Health-related quality of life after carotid stenting versus carotid endarterectomy: Results from CREST (Carotid Revascularization Endarterectomy versus Stenting Trial)

David J. Cohen, Joshua M. Stolker, Kaijun Wang, Elizabeth A. Magnuson, Wayne M. Clark, Bart M. Demaerschalk, Albert D. Sam, James R. Elmore, Fred A. Weaver, Herbert D. Aronow, Larry B. Goldstein, Gary S. Roubin, George Howard, Thomas G. Brott

Research output: Contribution to journalArticlepeer-review

119 Scopus citations


Objectives: The purpose of this study was to compare health-related quality of life (HRQOL) outcomes in patients treated with carotid artery stenting (CAS) versus carotid endarterectomy (CEA).

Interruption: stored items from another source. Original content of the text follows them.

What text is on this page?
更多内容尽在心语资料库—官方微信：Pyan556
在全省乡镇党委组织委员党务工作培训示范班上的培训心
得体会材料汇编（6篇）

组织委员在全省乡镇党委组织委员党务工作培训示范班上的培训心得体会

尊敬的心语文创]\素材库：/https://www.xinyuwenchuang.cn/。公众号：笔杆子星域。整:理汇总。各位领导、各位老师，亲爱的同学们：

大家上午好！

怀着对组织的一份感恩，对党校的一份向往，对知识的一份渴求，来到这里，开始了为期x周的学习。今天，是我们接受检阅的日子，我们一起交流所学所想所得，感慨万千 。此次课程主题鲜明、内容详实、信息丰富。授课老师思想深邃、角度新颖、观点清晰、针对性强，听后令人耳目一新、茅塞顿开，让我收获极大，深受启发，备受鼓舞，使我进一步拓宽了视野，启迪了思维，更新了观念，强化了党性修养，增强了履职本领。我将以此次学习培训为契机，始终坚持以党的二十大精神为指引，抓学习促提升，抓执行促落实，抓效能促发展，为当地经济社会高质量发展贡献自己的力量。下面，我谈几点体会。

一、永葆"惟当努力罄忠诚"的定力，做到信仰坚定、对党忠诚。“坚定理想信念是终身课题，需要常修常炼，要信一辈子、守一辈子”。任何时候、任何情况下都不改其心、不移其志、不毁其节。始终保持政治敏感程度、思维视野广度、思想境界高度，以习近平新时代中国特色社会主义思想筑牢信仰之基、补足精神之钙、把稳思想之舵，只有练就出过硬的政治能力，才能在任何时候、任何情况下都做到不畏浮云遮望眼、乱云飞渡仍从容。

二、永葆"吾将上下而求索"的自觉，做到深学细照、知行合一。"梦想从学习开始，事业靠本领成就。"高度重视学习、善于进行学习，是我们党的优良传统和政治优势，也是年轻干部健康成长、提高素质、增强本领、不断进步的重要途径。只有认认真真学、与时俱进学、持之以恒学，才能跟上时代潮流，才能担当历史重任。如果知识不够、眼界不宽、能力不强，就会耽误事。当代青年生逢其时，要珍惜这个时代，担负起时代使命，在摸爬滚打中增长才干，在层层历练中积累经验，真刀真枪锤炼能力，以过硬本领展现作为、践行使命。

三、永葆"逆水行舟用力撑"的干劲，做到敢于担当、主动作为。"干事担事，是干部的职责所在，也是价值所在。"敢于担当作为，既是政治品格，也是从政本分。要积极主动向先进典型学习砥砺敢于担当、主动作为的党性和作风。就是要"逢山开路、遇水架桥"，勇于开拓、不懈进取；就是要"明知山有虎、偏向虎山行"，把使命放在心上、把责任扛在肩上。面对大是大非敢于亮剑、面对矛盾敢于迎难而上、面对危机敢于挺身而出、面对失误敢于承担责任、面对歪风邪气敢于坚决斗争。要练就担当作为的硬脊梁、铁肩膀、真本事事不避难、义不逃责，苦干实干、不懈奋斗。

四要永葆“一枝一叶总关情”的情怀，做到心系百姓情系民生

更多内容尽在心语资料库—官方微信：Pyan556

Background: In CREST (Carotid Revascularization Endarterectomy versus Stenting Trial), the largest randomized trial of carotid revascularization to date, there was no significant difference in the primary composite endpoint, but rates of stroke and myocardial infarction (MI) differed between CAS and CEA. To help guide individualized clinical decision making, we compared HRQOL among patients enrolled in the CREST study. We also performed exploratory analyses to evaluate the association between periprocedural complications and HRQOL. Methods: We measured HRQOL at baseline, and after 2 weeks, 1 month, and 1 year among 2,502 patients randomly assigned to either CAS or CEA in the CREST study. The HRQOL was assessed using the Medical Outcomes Study Short-Form 36 (SF-36) and 6 disease-specific scales designed to study HRQOL in patients undergoing carotid revascularization. Results: At both 2 weeks and 1 month, CAS patients had better outcomes for multiple components of the SF-36, with large differences for role physical function, pain, and the physical component summary scale (all p < 0.01). On the disease-specific scales, CAS patients reported less difficulty with driving, eating/swallowing, neck pain, and headaches but more difficulty with walking and leg pain (all p < 0.05). However, by 1 year, there were no differences in any HRQOL measure between CAS and CEA. In the exploratory analyses, periprocedural stroke was associated with poorer 1-year HRQOL across all SF-36 domains, but periprocedural MI or cranial nerve palsy were not. Conclusions: Among patients undergoing carotid revascularization, CAS is associated with better HRQOL during the early recovery period as compared with CEAparticularly with regard to physical limitations and painbut these differences diminish over time and are not evident after 1 year. Although CAS and CEA are associated with similar overall HRQOL at 1 year, event-specific analyses confirm that stroke has a greater and more sustained impact on HRQOL than MI. (Carotid Revascularization Endarterectomy versus Stenting Trial [CREST]; NCT00004732)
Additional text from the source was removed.